Laws That Affect Medical Marijuana Use

Although in many parts of the country all use of marijuana is illegal, in Sacramento and other parts of California it is legal to use marijuana for medical reasons. This means that if you have a painful medical condition such as AIDS, or a condition that requires painful treatments, such as cancer, you can legally use marijuana to get relief from the associated pain and nausea. Of course, you will need to go through the proper channels to make sure that you are within the scope of the law. Following the proper guidelines ensures that you will be able to use marijuana medically in Sacramento without having to worry about getting into trouble with the police.
In 1996, Californians voted to pass Proposition 215. This proposition is also known as The Compassionate Use Act. It allows people to use, cultivate, and transport marijuana for medical uses. It also exempts people who do so and doctors who prescribe medical marijuana from any legal repercussions related to their actions. This is relevant because the federal government still considers marijuana use to be a crime. There have been several cases where the US government chose to prosecute individuals using medical marijuana in Sacramento (mostly growers of marijuana) who believed that they were acting within the scope of the Compassionate Use Act.
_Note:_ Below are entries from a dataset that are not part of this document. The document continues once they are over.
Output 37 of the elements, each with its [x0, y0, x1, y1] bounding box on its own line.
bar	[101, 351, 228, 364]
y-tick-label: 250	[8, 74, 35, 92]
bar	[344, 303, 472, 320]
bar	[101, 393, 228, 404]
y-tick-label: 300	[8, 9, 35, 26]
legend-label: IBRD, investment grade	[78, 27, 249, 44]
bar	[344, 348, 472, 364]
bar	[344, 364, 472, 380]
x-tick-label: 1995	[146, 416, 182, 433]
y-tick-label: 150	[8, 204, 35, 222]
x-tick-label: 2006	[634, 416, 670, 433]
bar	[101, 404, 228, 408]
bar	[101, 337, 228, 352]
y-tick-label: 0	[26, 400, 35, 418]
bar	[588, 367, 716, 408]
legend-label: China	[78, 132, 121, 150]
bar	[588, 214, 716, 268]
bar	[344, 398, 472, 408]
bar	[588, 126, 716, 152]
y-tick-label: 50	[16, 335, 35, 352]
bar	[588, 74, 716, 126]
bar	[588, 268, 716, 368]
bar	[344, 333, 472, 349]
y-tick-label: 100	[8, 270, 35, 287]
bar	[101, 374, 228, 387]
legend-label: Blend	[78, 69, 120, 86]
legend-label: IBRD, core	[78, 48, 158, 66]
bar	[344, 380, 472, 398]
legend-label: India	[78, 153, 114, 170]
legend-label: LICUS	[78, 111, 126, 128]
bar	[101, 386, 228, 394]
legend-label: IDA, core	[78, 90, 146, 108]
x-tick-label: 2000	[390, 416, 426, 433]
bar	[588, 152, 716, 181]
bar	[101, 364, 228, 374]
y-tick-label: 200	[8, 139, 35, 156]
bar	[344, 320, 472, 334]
If you choose to grow marijuana for medical purposes you will want to be aware that the federal government may choose to pursue you even though the state laws in Sacramento and other parts of California are on your side.
Following the passage of Proposition 215, marijuana dispensaries started springing up around Sacramento. In order to clarify some questions that came up, the California Senate passed Bill 420. This bill paved the way for a registration program for individuals who wanted to use marijuana for medical purposes. People who want to get a Medical Marijuana ID card (MMID) need to have a note from a doctor saying that their condition would benefit from the use of marijuana. Once a person has that he or she will need to go to the Sacramento County Office of Vital Statistics to pick up an application. The application asks about medical history and whether the applicant believes that marijuana use will help their medical condition. In addition to the doctor’s notes, applicants are required to provide proof of residency, a photo identification, their doctor’s name and contact information, and a non-refundable application fee of $166. Applications can only be turned in with a prior appointment. Appointments are scheduled on Wednesdays or Fridays, and applicants can call 916-875-0994 to schedule one.